[USE OF CASES WITH PREPOSITIONS.]

[1401.] Two cases, the accusative and the ablative, are used with prepositions.

[1402.] Prepositions were originally adverbs which served to define more exactly the meaning of a verb.

Thus, endo, in, on, the older form of in, is an adverb, in an injunction occurring in a law of the Twelve Tables, 451 B.C., manum endo iacitō, let him lay hand on. Similarly, trāns, over, in trānsque datō, and he must hand over, i.e. trāditōque.

[1403.] In the course of time such adverbs became verbal prefixes; the verbs compounded with them may take the case, accusative or ablative, required by the meaning of the compound. Thus, amīcōs adeō, I go to my friends ([1137]); urbe exeō, I go out of town ([1302]).

[1404.] For distinctness or emphasis, the prefix of the verb may be repeated before the case: as, ad amīcōs adeō; ex urbe exeō. And when it is thus separately expressed before the case, it may be dropped from the verb: as, ad amīcōs eō; ex urbe eō.

[1405.] The preposition thus detached from the verb becomes an attendant on a substantive, and serves to show the relation of the substantive in a sentence more distinctly than the case alone could.

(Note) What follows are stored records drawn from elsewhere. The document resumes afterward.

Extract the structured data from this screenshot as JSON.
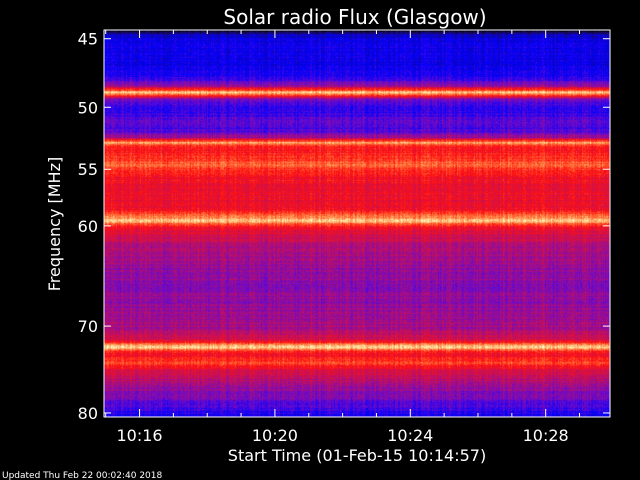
{
  "chart_data": {
    "type": "heatmap",
    "title": "Solar radio Flux (Glasgow)",
    "xlabel": "Start Time (01-Feb-15 10:14:57)",
    "ylabel": "Frequency [MHz]",
    "x_ticks": [
      "10:16",
      "10:20",
      "10:24",
      "10:28"
    ],
    "x_tick_minutes": [
      16,
      20,
      24,
      28
    ],
    "xlim_minutes": [
      14.95,
      29.9
    ],
    "y_ticks": [
      45,
      50,
      55,
      60,
      70,
      80
    ],
    "y_scale": "log",
    "ylim": [
      44.4,
      80.5
    ],
    "colormap": [
      "#000000",
      "#1a0a66",
      "#0000ff",
      "#6a0acc",
      "#c01060",
      "#ff1010",
      "#ff8040",
      "#ffffc0"
    ],
    "intensity_profile": [
      {
        "mhz": 44.4,
        "level": 0.02
      },
      {
        "mhz": 44.8,
        "level": 0.25
      },
      {
        "mhz": 45.5,
        "level": 0.3
      },
      {
        "mhz": 46.5,
        "level": 0.28
      },
      {
        "mhz": 47.6,
        "level": 0.3
      },
      {
        "mhz": 48.4,
        "level": 0.5
      },
      {
        "mhz": 48.9,
        "level": 0.97
      },
      {
        "mhz": 49.4,
        "level": 0.45
      },
      {
        "mhz": 50.2,
        "level": 0.33
      },
      {
        "mhz": 51.0,
        "level": 0.42
      },
      {
        "mhz": 51.8,
        "level": 0.38
      },
      {
        "mhz": 52.4,
        "level": 0.52
      },
      {
        "mhz": 52.8,
        "level": 0.9
      },
      {
        "mhz": 53.2,
        "level": 0.7
      },
      {
        "mhz": 54.0,
        "level": 0.74
      },
      {
        "mhz": 54.5,
        "level": 0.82
      },
      {
        "mhz": 55.5,
        "level": 0.7
      },
      {
        "mhz": 57.0,
        "level": 0.66
      },
      {
        "mhz": 58.5,
        "level": 0.68
      },
      {
        "mhz": 59.5,
        "level": 0.95
      },
      {
        "mhz": 60.3,
        "level": 0.64
      },
      {
        "mhz": 62.0,
        "level": 0.55
      },
      {
        "mhz": 64.0,
        "level": 0.5
      },
      {
        "mhz": 66.0,
        "level": 0.48
      },
      {
        "mhz": 68.0,
        "level": 0.5
      },
      {
        "mhz": 70.0,
        "level": 0.52
      },
      {
        "mhz": 71.5,
        "level": 0.62
      },
      {
        "mhz": 72.3,
        "level": 0.96
      },
      {
        "mhz": 73.0,
        "level": 0.66
      },
      {
        "mhz": 74.0,
        "level": 0.78
      },
      {
        "mhz": 75.0,
        "level": 0.62
      },
      {
        "mhz": 77.0,
        "level": 0.5
      },
      {
        "mhz": 79.0,
        "level": 0.4
      },
      {
        "mhz": 80.5,
        "level": 0.3
      }
    ]
  },
  "footer": {
    "updated": "Updated Thu Feb 22 00:02:40 2018"
  }
}
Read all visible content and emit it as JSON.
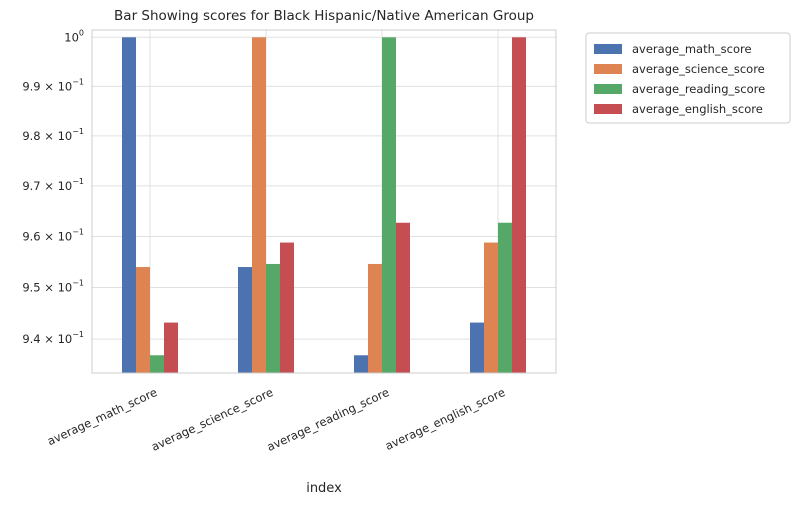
{
  "chart_data": {
    "type": "bar",
    "title": "Bar Showing scores for Black Hispanic/Native American Group",
    "xlabel": "index",
    "ylabel": "",
    "y_scale": "log",
    "ylim": [
      0.9335,
      1.0015
    ],
    "y_ticks": [
      {
        "value": 0.94,
        "mantissa": "9.4",
        "exp": "−1"
      },
      {
        "value": 0.95,
        "mantissa": "9.5",
        "exp": "−1"
      },
      {
        "value": 0.96,
        "mantissa": "9.6",
        "exp": "−1"
      },
      {
        "value": 0.97,
        "mantissa": "9.7",
        "exp": "−1"
      },
      {
        "value": 0.98,
        "mantissa": "9.8",
        "exp": "−1"
      },
      {
        "value": 0.99,
        "mantissa": "9.9",
        "exp": "−1"
      },
      {
        "value": 1.0,
        "mantissa": "10",
        "exp": "0"
      }
    ],
    "grid": true,
    "legend_position": "outside-top-right",
    "categories": [
      "average_math_score",
      "average_science_score",
      "average_reading_score",
      "average_english_score"
    ],
    "series": [
      {
        "name": "average_math_score",
        "color": "#4c72b0",
        "values": [
          1.0,
          0.954,
          0.9369,
          0.9432
        ]
      },
      {
        "name": "average_science_score",
        "color": "#dd8452",
        "values": [
          0.954,
          1.0,
          0.9546,
          0.9588
        ]
      },
      {
        "name": "average_reading_score",
        "color": "#55a868",
        "values": [
          0.9369,
          0.9546,
          1.0,
          0.9627
        ]
      },
      {
        "name": "average_english_score",
        "color": "#c44e52",
        "values": [
          0.9432,
          0.9588,
          0.9627,
          1.0
        ]
      }
    ]
  }
}
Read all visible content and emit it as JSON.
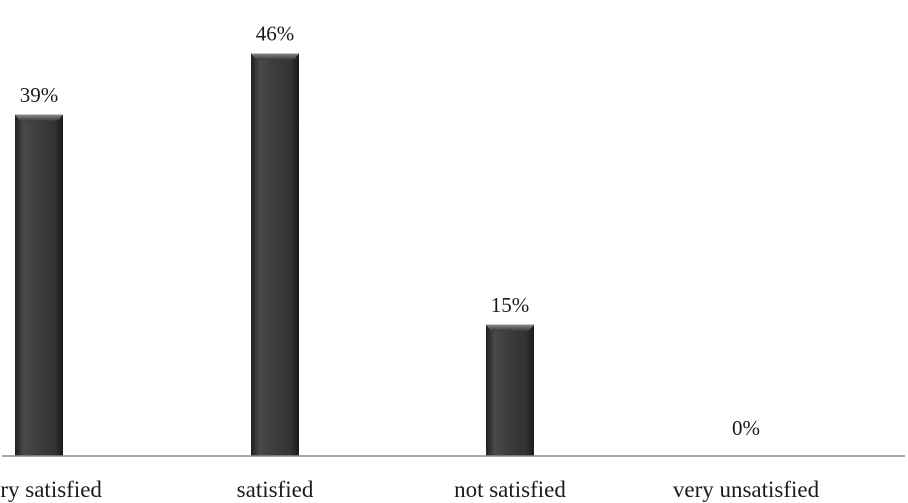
{
  "chart_data": {
    "type": "bar",
    "categories": [
      "Very satisfied",
      "satisfied",
      "not satisfied",
      "very unsatisfied"
    ],
    "values": [
      39,
      46,
      15,
      0
    ],
    "value_labels": [
      "39%",
      "46%",
      "15%",
      "0%"
    ],
    "ylim": [
      0,
      50
    ],
    "grid": false,
    "legend": "none",
    "bar_color": "#3b3b3b",
    "axis_color": "#8c8c8c"
  }
}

[1406.] A great many adverbs which are never used in composition with a verb likewise become prepositions: as, apud, circiter, īnfrā, iūxtā, pōne, propter, &c., &c. The inflected forms of substantives, prīdiē, postrīdiē ([1413]), tenus ([1420]), and fīnī ([1419]), are also sometimes used as prepositions. And vicem ([1145]), causā, grātiā, nōmine, ergō ([1257]), resemble prepositions closely in meaning.

[1407.] A trace of the original adverbial use of prepositions is sometimes retained, chiefly in poetry, when the prefix is separated from its word by what is called Tmesis: as, īre inque gredī, i.e. ingredīque, Lucr. 4, 887, to walk and to step off. per mihī̆ mīrum vīsum est, DO. 1, 214, passing strange it seemed to me.

[1408.] Even such words as are used almost exclusively as prepositions sometimes retain their original adverbial meaning also: as, adque adque, E. in Gell. 10, 29, 2, and up and up, and on and on, or and nearer still and still more near. occīsīs ad hominum mīlibus quattuor, 2, 33, 5, about four thousand men being killed. susque dēque, Att. 14, 6, 1, up and down, topsy turvy, no matter how.